Our lab aims to achieve a quantitative, comprehensive understanding of cellular metabolism. Our motivation for studying metabolism is two-fold. From a basic science perspective, the molecular connections involved in metabolism are the best understood of any major biochemical network. Accordingly, metabolism provides a unique opportunity for quantitative analysis. From a practical perspective, derangements of metabolism are a major cause of disease, and small molecules that inhibit metabolism are the basis of many important pharmaceuticals. Accordingly, systems-level analysis of metabolism is likely to yield discoveries of medical significance.

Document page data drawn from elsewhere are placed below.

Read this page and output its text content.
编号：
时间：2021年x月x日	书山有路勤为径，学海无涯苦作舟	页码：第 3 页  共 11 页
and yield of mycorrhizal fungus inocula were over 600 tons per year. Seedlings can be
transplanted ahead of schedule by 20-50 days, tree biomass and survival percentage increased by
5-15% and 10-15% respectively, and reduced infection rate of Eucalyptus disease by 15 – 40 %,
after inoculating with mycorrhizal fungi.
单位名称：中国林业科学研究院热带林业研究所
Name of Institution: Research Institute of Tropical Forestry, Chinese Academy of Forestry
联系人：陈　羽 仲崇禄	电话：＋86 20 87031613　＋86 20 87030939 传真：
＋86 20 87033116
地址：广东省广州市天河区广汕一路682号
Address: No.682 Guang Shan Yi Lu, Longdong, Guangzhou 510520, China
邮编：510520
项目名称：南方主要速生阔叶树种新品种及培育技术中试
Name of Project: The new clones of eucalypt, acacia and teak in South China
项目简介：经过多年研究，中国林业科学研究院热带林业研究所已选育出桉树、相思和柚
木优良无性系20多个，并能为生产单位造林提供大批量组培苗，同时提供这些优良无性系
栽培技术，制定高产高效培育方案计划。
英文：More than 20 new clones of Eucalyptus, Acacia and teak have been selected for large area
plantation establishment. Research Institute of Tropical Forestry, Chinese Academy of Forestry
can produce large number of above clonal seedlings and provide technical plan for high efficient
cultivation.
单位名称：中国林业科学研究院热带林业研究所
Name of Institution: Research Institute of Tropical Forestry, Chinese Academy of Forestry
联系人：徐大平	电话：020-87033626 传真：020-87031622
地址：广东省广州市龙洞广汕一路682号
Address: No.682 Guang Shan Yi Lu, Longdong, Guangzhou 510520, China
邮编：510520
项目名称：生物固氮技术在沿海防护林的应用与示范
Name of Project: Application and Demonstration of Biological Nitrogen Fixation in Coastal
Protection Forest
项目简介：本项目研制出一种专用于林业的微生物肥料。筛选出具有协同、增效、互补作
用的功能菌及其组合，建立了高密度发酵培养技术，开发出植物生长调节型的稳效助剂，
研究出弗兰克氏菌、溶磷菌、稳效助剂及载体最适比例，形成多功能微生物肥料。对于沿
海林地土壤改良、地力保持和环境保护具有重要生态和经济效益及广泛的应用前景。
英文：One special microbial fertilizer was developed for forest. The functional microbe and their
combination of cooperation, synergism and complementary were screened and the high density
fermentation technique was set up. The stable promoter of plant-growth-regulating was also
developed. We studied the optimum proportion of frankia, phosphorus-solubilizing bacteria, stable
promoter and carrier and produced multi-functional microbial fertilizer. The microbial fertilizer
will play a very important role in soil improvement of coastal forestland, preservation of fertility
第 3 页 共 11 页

A major barrier to understanding metabolism has been lack of appropriate tools. Our lab has developed methods for measuring a wide range of cellular metabolites using state-of-the-art mass spectrometry technology. We have innovated approaches to quantitating metabolic fluxes by interpreting isotope-labeling data within a rigorous chemical-kinetic framework. These analytical tools enable us to effectively re-examine long-standing and fundamental questions regarding regulation of metabolism: How are metabolite concentrations and fluxes controlled? How do microbes adapt to changing nutrient availability? How do anti-metabolite drugs work? In this vein, we have identified a conserved metabolomic response of E. coli and yeast to nutrient deprivation (Brauer et al., 2006), and are beginning to figure out (and quantitatively model) the underlying regulatory circuitry. Through such efforts, we are identifying novel features of cellular metabolic regulation. Among these is a previously unrecognized cascade of enzyme inhibition triggered by the antibiotic trimethoprim (Kwon et al., 2008). A future objective is to understand coordination across different nutrient systems, leading to the development of predictive dynamic models of the entirety of core metabolism. Such models, in addition to basic science utility, should have value for optimizing biofuel production.

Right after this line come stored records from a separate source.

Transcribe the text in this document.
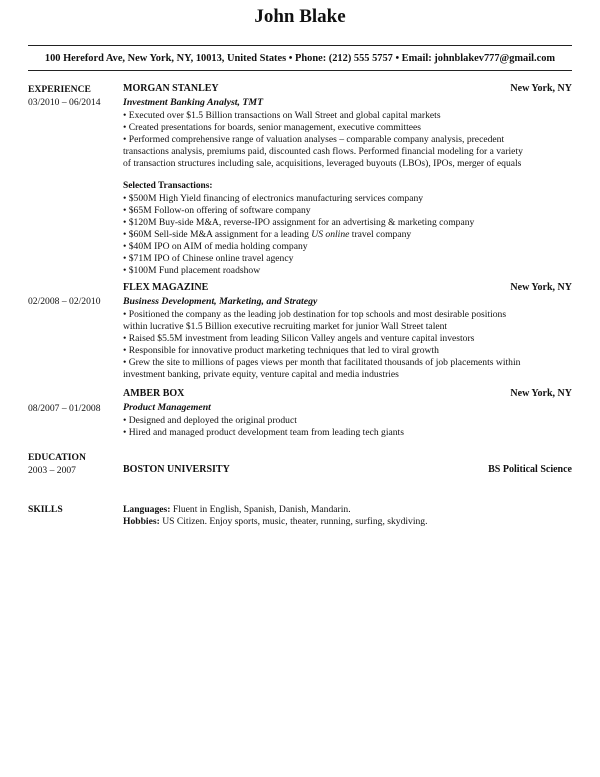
John Blake
100 Hereford Ave, New York, NY, 10013, United States • Phone: (212) 555 5757 • Email: johnblakev777@gmail.com
EXPERIENCE
03/2010 – 06/2014
MORGAN STANLEY	New York, NY
Investment Banking Analyst, TMT
• Executed over $1.5 Billion transactions on Wall Street and global capital markets
• Created presentations for boards, senior management, executive committees
• Performed comprehensive range of valuation analyses – comparable company analysis, precedent
transactions analysis, premiums paid, discounted cash flows. Performed financial modeling for a variety
of transaction structures including sale, acquisitions, leveraged buyouts (LBOs), IPOs, merger of equals
Selected Transactions:
• $500M High Yield financing of electronics manufacturing services company
• $65M Follow-on offering of software company
• $120M Buy-side M&A, reverse-IPO assignment for an advertising & marketing company
• $60M Sell-side M&A assignment for a leading US online travel company
• $40M IPO on AIM of media holding company
• $71M IPO of Chinese online travel agency
• $100M Fund placement roadshow
02/2008 – 02/2010
FLEX MAGAZINE	New York, NY
Business Development, Marketing, and Strategy
• Positioned the company as the leading job destination for top schools and most desirable positions
within lucrative $1.5 Billion executive recruiting market for junior Wall Street talent
• Raised $5.5M investment from leading Silicon Valley angels and venture capital investors
• Responsible for innovative product marketing techniques that led to viral growth
• Grew the site to millions of pages views per month that facilitated thousands of job placements within
investment banking, private equity, venture capital and media industries
08/2007 – 01/2008
AMBER BOX	New York, NY
Product Management
• Designed and deployed the original product
• Hired and managed product development team from leading tech giants
EDUCATION
2003 – 2007	BOSTON UNIVERSITY	BS Political Science
SKILLS	Languages: Fluent in English, Spanish, Danish, Mandarin.
Hobbies: US Citizen. Enjoy sports, music, theater, running, surfing, skydiving.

Metabolomic tools are also opening new avenues of investigation, such as investigation into the metabolism of parasite-infected human cells. We have studied plasmodium-infected red blood cells and cytomegalovirus-infected fibroblasts. In the latter case, we identified a dramatic up-regulation of fatty acid biosynthesis in response to viral infection. Inhibition of this pathway blocks viral replication, thereby suggesting a new strategy for antiviral therapy (Munger et al., 2008). We now aim to understand how and why cytomegalovirus hijacks metabolism and whether other viruses act similarly. We also aim to identify new therapeutics based on these discoveries.
All projects involve a mix of biological experiments, metabolomics, and computation.